There has been a huge shake-up in our program and with our track owners. As of today, the California Micro-Racing Assoc. will cease to exist. Two of the four track owners have joined together and decided to combine their tracks and make an entirely new 4-lane road course, and have it operated by a new sanctioning body they have formed. 

This leaves me and one other with small 'bull-ring" 4-lane ovals to form a new sanctioning body to continue the program we have been running for quite some time. Both the existing track and the new track about to be built have been redesigned to allow the turns at opposing ends to be removed to create one large oval with 14' straights, as well as run their original configurations. While this change makes the corners at the new track to be tighter, it does allow it to have longer straights in its stand alone format. The Lap Timer 2000 by Greg Braun will be installed so that it may be moved from one track to the other, allowing both tracks to enjoy the same precision lap counting and timing. 

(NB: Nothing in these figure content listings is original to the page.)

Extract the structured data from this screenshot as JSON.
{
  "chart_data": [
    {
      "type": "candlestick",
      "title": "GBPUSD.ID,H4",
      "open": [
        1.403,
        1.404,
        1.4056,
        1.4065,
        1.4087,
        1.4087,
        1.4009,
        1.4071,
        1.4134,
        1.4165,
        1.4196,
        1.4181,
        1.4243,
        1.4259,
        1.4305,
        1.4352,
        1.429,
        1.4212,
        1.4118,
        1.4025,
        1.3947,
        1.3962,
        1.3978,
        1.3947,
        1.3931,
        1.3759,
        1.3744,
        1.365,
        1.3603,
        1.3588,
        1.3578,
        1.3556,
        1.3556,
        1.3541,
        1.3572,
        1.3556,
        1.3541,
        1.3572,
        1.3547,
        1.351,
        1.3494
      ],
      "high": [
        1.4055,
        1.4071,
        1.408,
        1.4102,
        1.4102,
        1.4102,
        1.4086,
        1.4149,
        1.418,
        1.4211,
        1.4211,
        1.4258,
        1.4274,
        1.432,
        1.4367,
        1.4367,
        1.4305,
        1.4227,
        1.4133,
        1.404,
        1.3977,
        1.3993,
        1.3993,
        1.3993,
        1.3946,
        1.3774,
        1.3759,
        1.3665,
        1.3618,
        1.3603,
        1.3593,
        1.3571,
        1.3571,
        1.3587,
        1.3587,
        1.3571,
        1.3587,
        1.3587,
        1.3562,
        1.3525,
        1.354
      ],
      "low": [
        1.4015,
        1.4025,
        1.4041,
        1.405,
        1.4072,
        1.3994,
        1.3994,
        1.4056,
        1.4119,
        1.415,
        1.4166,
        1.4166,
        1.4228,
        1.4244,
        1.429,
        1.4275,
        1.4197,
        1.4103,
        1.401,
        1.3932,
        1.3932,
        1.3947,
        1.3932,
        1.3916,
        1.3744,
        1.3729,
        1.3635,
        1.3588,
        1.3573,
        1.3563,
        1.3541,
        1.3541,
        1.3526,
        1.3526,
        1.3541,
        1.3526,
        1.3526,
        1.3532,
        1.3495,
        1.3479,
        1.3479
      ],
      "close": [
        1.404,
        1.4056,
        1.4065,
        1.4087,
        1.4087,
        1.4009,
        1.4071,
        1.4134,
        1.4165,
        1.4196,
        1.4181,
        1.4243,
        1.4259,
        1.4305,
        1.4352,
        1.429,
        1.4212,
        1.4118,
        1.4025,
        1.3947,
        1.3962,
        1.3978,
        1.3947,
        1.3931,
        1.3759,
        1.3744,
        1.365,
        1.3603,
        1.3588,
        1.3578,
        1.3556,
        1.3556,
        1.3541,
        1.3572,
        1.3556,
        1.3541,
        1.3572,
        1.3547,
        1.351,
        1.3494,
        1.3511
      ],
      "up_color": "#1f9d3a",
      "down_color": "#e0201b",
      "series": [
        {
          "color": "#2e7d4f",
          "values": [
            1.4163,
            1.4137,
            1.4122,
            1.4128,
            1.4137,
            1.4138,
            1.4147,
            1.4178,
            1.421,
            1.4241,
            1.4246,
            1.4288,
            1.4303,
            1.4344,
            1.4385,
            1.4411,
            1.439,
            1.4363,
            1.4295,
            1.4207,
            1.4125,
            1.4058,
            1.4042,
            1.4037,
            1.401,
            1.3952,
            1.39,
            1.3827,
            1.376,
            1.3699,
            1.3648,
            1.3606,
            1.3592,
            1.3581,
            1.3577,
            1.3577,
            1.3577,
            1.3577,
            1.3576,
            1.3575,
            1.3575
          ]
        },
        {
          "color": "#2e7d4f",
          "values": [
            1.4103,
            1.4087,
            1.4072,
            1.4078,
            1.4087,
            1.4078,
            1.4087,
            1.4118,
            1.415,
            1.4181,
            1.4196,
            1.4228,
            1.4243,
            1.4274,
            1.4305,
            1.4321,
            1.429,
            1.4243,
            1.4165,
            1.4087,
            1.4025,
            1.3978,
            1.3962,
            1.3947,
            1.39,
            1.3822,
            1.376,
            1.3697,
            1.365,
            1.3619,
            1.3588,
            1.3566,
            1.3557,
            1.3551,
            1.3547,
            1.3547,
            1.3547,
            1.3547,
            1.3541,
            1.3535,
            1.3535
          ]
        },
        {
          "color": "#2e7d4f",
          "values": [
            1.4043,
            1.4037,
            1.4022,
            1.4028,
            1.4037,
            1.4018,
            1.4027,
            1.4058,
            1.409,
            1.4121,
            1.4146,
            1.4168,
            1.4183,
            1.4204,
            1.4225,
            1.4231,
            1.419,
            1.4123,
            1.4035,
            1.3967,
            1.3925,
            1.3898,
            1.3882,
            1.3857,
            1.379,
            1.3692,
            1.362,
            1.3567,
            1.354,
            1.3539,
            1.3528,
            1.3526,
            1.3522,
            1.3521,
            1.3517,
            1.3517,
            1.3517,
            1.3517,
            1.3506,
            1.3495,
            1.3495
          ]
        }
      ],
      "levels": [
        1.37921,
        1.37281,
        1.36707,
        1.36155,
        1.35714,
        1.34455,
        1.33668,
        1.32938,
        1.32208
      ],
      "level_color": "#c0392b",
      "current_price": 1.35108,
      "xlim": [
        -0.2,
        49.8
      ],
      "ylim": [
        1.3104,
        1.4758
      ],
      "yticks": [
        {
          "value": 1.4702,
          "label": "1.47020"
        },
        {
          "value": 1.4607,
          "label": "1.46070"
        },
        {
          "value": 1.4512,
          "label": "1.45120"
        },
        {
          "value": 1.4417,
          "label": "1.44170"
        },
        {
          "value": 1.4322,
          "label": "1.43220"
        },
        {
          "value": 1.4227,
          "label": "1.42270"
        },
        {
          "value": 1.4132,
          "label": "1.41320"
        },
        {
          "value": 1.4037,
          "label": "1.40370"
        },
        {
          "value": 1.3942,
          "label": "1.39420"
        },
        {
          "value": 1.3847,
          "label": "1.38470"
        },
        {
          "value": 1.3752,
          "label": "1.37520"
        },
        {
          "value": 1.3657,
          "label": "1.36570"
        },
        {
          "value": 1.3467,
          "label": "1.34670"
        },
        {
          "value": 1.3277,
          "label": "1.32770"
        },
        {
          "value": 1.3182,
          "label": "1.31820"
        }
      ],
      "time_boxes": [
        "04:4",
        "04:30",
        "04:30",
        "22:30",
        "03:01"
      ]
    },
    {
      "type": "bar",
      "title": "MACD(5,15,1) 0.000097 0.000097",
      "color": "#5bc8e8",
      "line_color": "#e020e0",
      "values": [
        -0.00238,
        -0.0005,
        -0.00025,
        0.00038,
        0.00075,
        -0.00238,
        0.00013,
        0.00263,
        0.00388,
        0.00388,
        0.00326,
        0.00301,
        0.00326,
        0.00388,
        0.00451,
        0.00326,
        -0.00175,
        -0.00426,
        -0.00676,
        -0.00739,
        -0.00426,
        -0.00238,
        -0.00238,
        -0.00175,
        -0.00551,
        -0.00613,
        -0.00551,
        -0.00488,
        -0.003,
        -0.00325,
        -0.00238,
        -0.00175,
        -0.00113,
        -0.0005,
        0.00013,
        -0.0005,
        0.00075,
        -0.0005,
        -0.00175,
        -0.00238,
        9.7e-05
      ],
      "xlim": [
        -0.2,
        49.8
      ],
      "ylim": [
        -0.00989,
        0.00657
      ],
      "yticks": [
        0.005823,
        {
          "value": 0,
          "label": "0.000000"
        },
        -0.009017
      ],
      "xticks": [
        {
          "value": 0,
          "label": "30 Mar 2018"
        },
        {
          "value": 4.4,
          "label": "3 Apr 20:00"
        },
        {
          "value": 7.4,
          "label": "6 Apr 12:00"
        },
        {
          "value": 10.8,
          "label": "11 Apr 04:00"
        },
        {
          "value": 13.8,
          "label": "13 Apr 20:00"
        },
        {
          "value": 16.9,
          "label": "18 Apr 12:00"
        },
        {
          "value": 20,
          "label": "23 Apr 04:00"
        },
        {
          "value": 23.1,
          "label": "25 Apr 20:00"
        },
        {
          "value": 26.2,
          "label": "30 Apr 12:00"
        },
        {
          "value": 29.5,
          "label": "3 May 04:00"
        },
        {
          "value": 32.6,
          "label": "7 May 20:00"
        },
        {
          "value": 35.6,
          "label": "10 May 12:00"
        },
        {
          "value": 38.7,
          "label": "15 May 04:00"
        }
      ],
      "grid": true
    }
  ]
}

As such, the new sanctioning body for the two (and combined third) oval tracks will now be known as the Fresno Slot-Racing Association, and a new website will be published sometime early next week at The FSRA. We still invite anyone in the Fresno Area to come and race with us, our season will begin as scheduled.


----------



## FastMann (Dec 19, 2006)

Pete McKay said:


> Sometimes it’s good to get the word out. After our initial posting I received mail from 6 local area guys who race HO cars, one of whom I raced with some 15 years ago and lost contact with. He is now coming onboard with us and going to build several cars for our series. He has also donated 3 brand new 75 ohm Parma controllers with adjustable braking to the new track.


That's what the Internet's here for. Sounds like everyone had a good time.


----------